Updated on 11 September 2013
The key pull factors for the India market was the large diverse patient population, faster patient recruitment and a significant cost advantage compared to other markets.
Once upon a time, not so long ago, India's clinical research industry was one of the most highly sought after destinations for conducting studies. The clinical research market in India was growing at a rapid pace and was estimated to be worth $500 million. The key pull factors for the India market was the large diverse patient population, faster patient recruitment and a significant cost advantage compared to other markets. Some other pull factors were the availability of skilled medical professionals, a good infrastructure, and sites compliant with the International Conference on Harmonization of Technical Requirements for the Registration of Pharmaceuticals for Human Use.
But now, the uncertain times are upon the industry in the country. With the Supreme Court's interventions, the regulatory authorities are now gearing-up for stricter laws for patient compensation and penalties. According to the new regulations, the patients have to be compensated in case of lack of therapeutic effect of a drug. When it comes to a new drug, it is difficult to know about its efficacy. Compensation for clinical trials patients for those who got injured or died from adverse reactions has always been rare. The issue of compensation has led to debates between sponsors and human right activists. Sponsors are not prepared to expose themselves to unlimited and unspecified levels of compensation in an ecosystem that is relatively new and where clinical trials are, in some instances, done unscientifically. This has led to sponsors moving phase I trials away from India, causing loss in business for local clinical research organizations (CROs).

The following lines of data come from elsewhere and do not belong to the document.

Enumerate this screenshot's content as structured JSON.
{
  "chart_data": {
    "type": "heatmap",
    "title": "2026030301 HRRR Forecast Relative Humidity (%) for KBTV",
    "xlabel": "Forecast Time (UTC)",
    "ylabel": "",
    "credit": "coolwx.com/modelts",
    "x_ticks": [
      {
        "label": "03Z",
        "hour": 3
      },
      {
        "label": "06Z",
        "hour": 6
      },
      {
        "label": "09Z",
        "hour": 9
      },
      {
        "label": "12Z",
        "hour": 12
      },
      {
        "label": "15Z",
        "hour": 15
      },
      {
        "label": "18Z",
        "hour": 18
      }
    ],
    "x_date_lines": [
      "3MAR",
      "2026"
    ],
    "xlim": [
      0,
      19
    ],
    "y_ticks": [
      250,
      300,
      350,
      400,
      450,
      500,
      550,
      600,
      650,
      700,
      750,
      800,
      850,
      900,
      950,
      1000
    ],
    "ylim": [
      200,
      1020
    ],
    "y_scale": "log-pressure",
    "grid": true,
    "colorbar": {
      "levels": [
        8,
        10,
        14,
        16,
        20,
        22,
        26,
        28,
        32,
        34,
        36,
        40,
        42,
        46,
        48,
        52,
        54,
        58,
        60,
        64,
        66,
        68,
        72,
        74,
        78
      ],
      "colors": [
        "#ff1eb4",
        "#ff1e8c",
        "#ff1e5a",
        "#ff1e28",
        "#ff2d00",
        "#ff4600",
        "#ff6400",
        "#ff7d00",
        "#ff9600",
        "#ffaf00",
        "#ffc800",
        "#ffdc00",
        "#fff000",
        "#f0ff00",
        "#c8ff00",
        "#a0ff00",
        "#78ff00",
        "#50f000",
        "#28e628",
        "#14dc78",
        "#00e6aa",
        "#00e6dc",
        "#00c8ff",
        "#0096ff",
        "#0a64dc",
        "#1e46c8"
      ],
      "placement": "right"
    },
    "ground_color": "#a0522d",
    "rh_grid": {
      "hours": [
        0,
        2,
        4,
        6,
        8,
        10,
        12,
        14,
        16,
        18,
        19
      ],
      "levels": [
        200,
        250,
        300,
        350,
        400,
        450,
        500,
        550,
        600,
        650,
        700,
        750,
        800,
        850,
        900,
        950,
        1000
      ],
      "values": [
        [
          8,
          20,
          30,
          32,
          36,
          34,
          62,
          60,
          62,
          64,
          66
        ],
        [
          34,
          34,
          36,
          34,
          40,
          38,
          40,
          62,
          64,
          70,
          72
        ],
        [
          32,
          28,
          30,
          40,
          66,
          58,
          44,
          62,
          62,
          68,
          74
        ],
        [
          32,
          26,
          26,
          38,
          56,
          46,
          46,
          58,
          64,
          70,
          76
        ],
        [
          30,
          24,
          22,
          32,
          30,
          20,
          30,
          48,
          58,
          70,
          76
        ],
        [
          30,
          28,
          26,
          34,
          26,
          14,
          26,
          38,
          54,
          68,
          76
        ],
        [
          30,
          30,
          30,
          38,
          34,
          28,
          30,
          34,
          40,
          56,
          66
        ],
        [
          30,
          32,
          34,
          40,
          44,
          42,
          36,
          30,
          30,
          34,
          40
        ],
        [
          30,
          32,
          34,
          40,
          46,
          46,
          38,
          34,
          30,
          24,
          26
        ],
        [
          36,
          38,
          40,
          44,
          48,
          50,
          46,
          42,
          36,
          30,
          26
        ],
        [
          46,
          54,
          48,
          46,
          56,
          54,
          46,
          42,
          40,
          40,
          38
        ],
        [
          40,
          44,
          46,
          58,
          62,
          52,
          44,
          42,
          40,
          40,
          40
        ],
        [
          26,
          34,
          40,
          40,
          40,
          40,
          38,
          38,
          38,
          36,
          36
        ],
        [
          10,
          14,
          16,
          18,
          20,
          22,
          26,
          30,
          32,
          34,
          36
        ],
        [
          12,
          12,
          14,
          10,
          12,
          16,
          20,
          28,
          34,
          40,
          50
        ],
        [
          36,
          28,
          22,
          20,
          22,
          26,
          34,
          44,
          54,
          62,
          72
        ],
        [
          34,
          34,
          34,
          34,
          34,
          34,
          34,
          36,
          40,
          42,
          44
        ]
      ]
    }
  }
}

The draft compensation guidelines need to be re-looked at and reworded to ensure that they are balanced, just and protect the interest of all stakeholders in the drug development process. New conditions for clinical trials have been laid down by the Government of India. In addition, it has been proposed to empower officers to inspect premises of sponsors without prior notice. The officer's purview covers the employees, subsidiaries, agents, contractors, sub-contractors and trial sites of the sponsors. When it comes to ethical committees, all the ethical committees must be registered with the authorities before conducting drug trials.
The regulatory uncertainties in a nascent industry have meant many errant fly-by-night firms continue to operate in India, while the local CROs are looking at pre-clinical services, or establishing presence in new markets, and sponsors are looking at newer markets.
Adding to the regulatory issues mentioned above, intellectual property protection and compulsory licensing continue to pose significant challenges for sponsors looking at India. All the uncertainties and delays have translated into very few clinical trials in 2013. India currently presents a very challenging environment for clinical research. Sponsors and CROs are on a wait-and-watch mode, and awaiting clarity in the regulatory process.